When to Buy GAP Coverage
Most insurance companies won’t sell GAP coverage for a car that’s more than two or three years old. They may also set limitations on mileage if you’re purchasing a used car.
You’ll be eligible for the most coverage if you purchase GAP coverage sooner rather than later. For instance, most companies require you to purchase your policy within 180 days of purchasing your car to qualify for Return to Invoice or Vehicle Replacement insurance. (Return to Invoice gives you the value of your vehicle listed on your invoice, while Vehicle Replacement gives you the amount it would cost to buy a brand-new version of your vehicle.)
Optional GAP coverage must be purchased at the same time as you buy or lease a new car, and you must be the vehicle’s first owner or leaseholder.
Where to Buy GAP Coverage
You can buy gap coverage from banks, credit unions, or any company that sells auto insurance. These are usually the cheapest options, costing between 5% and 7% of the comprehensive and collision premiums on average.

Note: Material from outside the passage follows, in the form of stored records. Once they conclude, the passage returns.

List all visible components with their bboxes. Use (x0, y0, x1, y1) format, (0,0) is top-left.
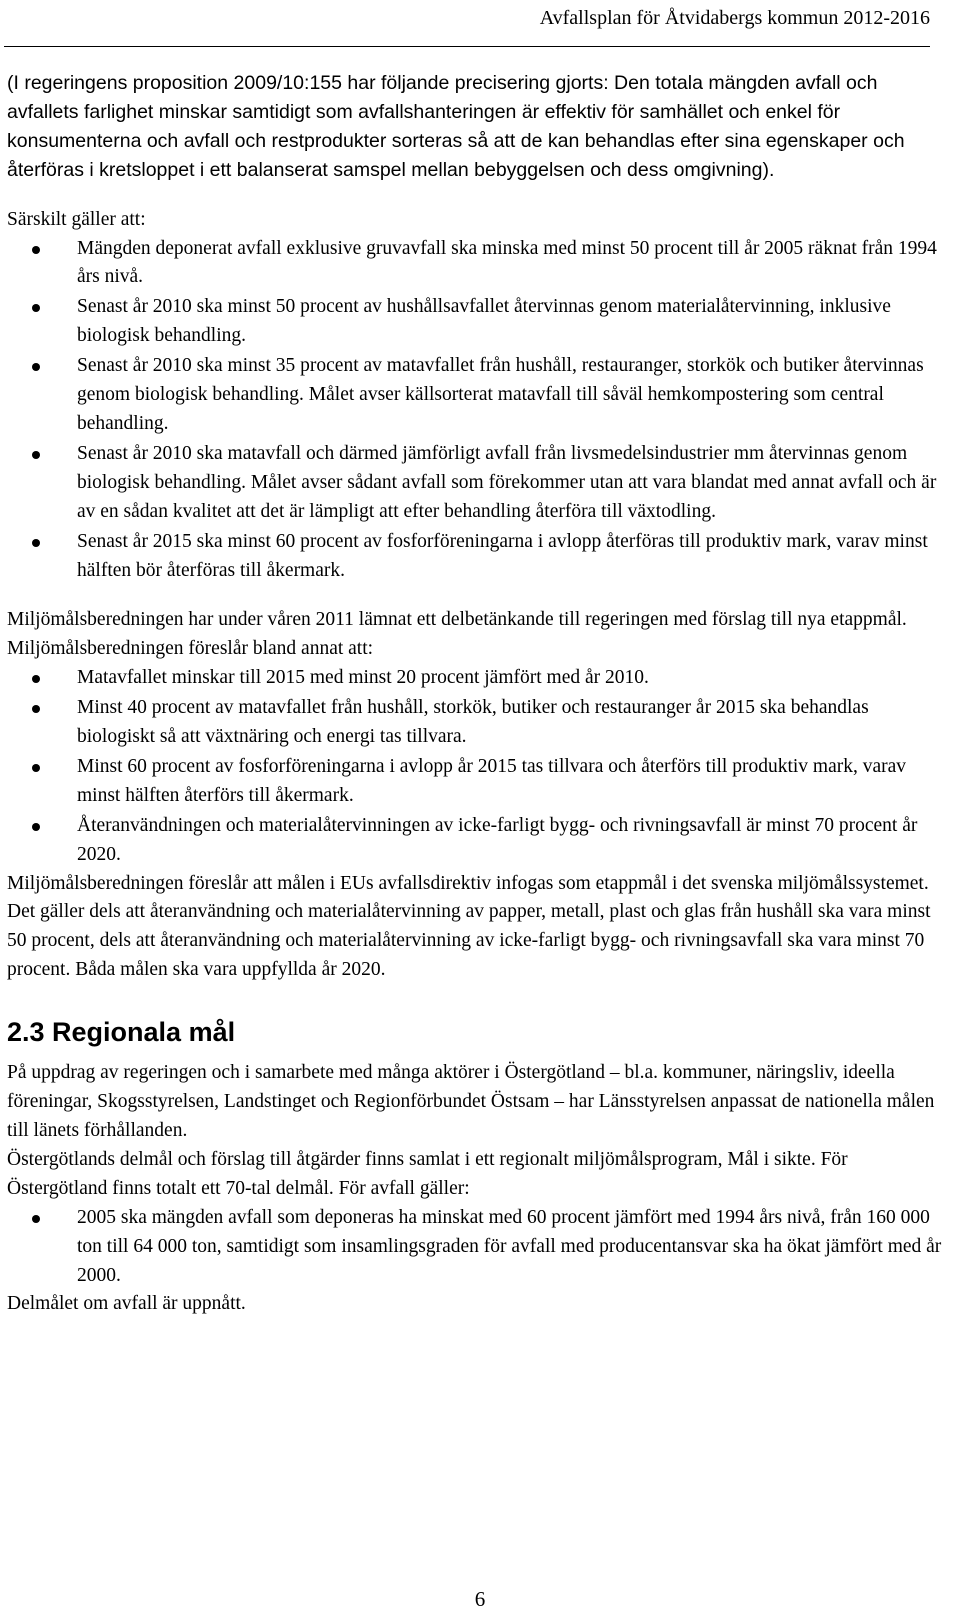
list-item: Senast år 2010 ska minst 35 procent av matavfallet från hushåll, restauranger, storkök och butiker återvinnas genom biologisk behandling. Målet avser källsorterat matavfall till såväl hemkompostering som central behandling. (7, 352, 942, 439)
list-item: Återanvändningen och materialåtervinningen av icke-farligt bygg- och rivningsavfall är minst 70 procent år 2020. (7, 812, 942, 870)
list-item: Minst 60 procent av fosforföreningarna i avlopp år 2015 tas tillvara och återförs till produktiv mark, varav minst hälften återförs till åkermark. (7, 753, 942, 811)
committee-lead: Miljömålsberedningen har under våren 2011 lämnat ett delbetänkande till regeringen med förslag till nya etappmål. Miljömålsberedningen föreslår bland annat att: (7, 609, 907, 660)
list-item: Senast år 2015 ska minst 60 procent av fosforföreningarna i avlopp återföras till produktiv mark, varav minst hälften bör återföras till åkermark. (7, 528, 942, 586)
list-item: Mängden deponerat avfall exklusive gruvavfall ska minska med minst 50 procent till år 2005 räknat från 1994 års nivå. (7, 235, 942, 293)
regional-paragraph-2: Östergötlands delmål och förslag till åtgärder finns samlat i ett regionalt miljömålsprogram, Mål i sikte. För Östergötland finns totalt ett 70-tal delmål. För avfall gäller: (7, 1148, 848, 1199)
list-item: 2005 ska mängden avfall som deponeras ha minskat med 60 procent jämfört med 1994 års nivå, från 160 000 ton till 64 000 ton, samtidigt som insamlingsgraden för avfall med producentansvar ska ha ökat jämfört med år 2000. (7, 1204, 942, 1291)
specific-targets-list (7, 235, 942, 586)
page-header (0, 4, 930, 32)
committee-closing: Miljömålsberedningen föreslår att målen i EUs avfallsdirektiv infogas som etappmål i det svenska miljömålssystemet. Det gäller dels att återanvändning och materialåtervinning av papper, metall, plast och glas från hushåll ska vara minst 50 procent, dels att återanvändning och materialåtervinning av icke-farligt bygg- och rivningsavfall ska vara minst 70 procent. Båda målen ska vara uppfyllda år 2020. (7, 872, 931, 981)
header-rule (4, 46, 930, 47)
regional-closing: Delmålet om avfall är uppnått. (7, 1293, 246, 1315)
list-item: Senast år 2010 ska matavfall och därmed jämförligt avfall från livsmedelsindustrier mm återvinnas genom biologisk behandling. Målet avser sådant avfall som förekommer utan att vara blandat med annat avfall och är av en sådan kvalitet att det är lämpligt att efter behandling återföra till växtodling. (7, 440, 942, 527)
list-item: Matavfallet minskar till 2015 med minst 20 procent jämfört med år 2010. (7, 664, 942, 693)
regional-targets-list (7, 1204, 942, 1291)
specific-lead: Särskilt gäller att: (7, 208, 146, 230)
page-content (7, 69, 942, 1319)
intro-paragraph: (I regeringens proposition 2009/10:155 har följande precisering gjorts: Den totala mängden avfall och avfallets farlighet minskar samtidigt som avfallshanteringen är effektiv för samhället och enkel för konsumenterna och avfall och restprodukter sorteras så att de kan behandlas efter sina egenskaper och återföras i kretsloppet i ett balanserat samspel mellan bebyggelsen och dess omgivning). (7, 72, 905, 181)
committee-proposals-list (7, 664, 942, 869)
regional-paragraph-1: På uppdrag av regeringen och i samarbete med många aktörer i Östergötland – bl.a. kommuner, näringsliv, ideella föreningar, Skogsstyrelsen, Landstinget och Regionförbundet Östsam – har Länsstyrelsen anpassat de nationella målen till länets förhållanden. (7, 1062, 935, 1141)
page-number: 6 (474, 1587, 486, 1611)
document-title: Avfallsplan för Åtvidabergs kommun 2012-2016 (539, 7, 930, 29)
list-item: Minst 40 procent av matavfallet från hushåll, storkök, butiker och restauranger år 2015 ska behandlas biologiskt så att växtnäring och energi tas tillvara. (7, 694, 942, 752)
list-item: Senast år 2010 ska minst 50 procent av hushållsavfallet återvinnas genom materialåtervinning, inklusive biologisk behandling. (7, 293, 942, 351)
section-heading: 2.3 Regionala mål (7, 1017, 236, 1048)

Car dealerships sell GAP coverage, too, but their policies are usually more expensive, running between $400 and $900. Policies usually get rolled into your financing, which means you’re paying interest on your policy as well as monthly premiums.
FAQs About GAP
Is GAP Coverage Required?
GAP coverage is not required when you buy a car but is often required when you lease one. Many dealers include GAP coverage in your lease or financing agreement, and you may see a fee for it included with your other fees.
How Do I Know I Have GAP Coverage?
You can check your current car insurance policy or the terms of your lease or loan to see if you have GAP coverage.
Do I Need GAP Coverage if I Have Full Coverage?
Most companies require that you have comprehensive and collision coverage to qualify for GAP coverage.
GAP coverage is important if you still owe money on your car lease or loan. Full coverage will only cover the value of your car at the time you lost it, which may not be enough to replace your car. GAP coverage will cover the depreciation from the time you purchased your car to the time you lost your car.
Can I Get GAP Coverage on a Used Car
It’s possible to get GAP coverage on a used car although some insurers require a car to be under three years old to qualify. If your car is too old to qualify, you might consider loan and lease payoff or new car replacement plans.
Is GAP Coverage Refundable?
Whether your GAP coverage is refundable or not depends on the company providing your GAP coverage. Many companies will offer you a partial refund if you cancel your policy within a certain time frame, but that timeframe varies from company to company. GAP coverage from PenFed is nonrefundable after 60 days.
Does PenFed Offer GAP Coverage?
Yes! PenFed auto loans — financed or refinanced — are eligible for GAP protection (outside loans are not eligible). Our plan includes:
- Competitive cost at $449
- Coverage for loans up to $100,000 for new or used vehicles
- An additional $1,000 toward the purchase price of a replacement vehicle if financed through PenFed
- Auto deductible reimbursement at no extra charge
GAP coverage is designed to cover expensive car repair costs and ultimately save you money, but it isn’t for everyone and every situation.
Before purchasing any type of insurance take an honest look at your financial situation and consider how much risk you’re willing to take. Then, you can decide and ride with confidence, knowing that you’ve done all you can to protect yourself and your auto investment for years to come.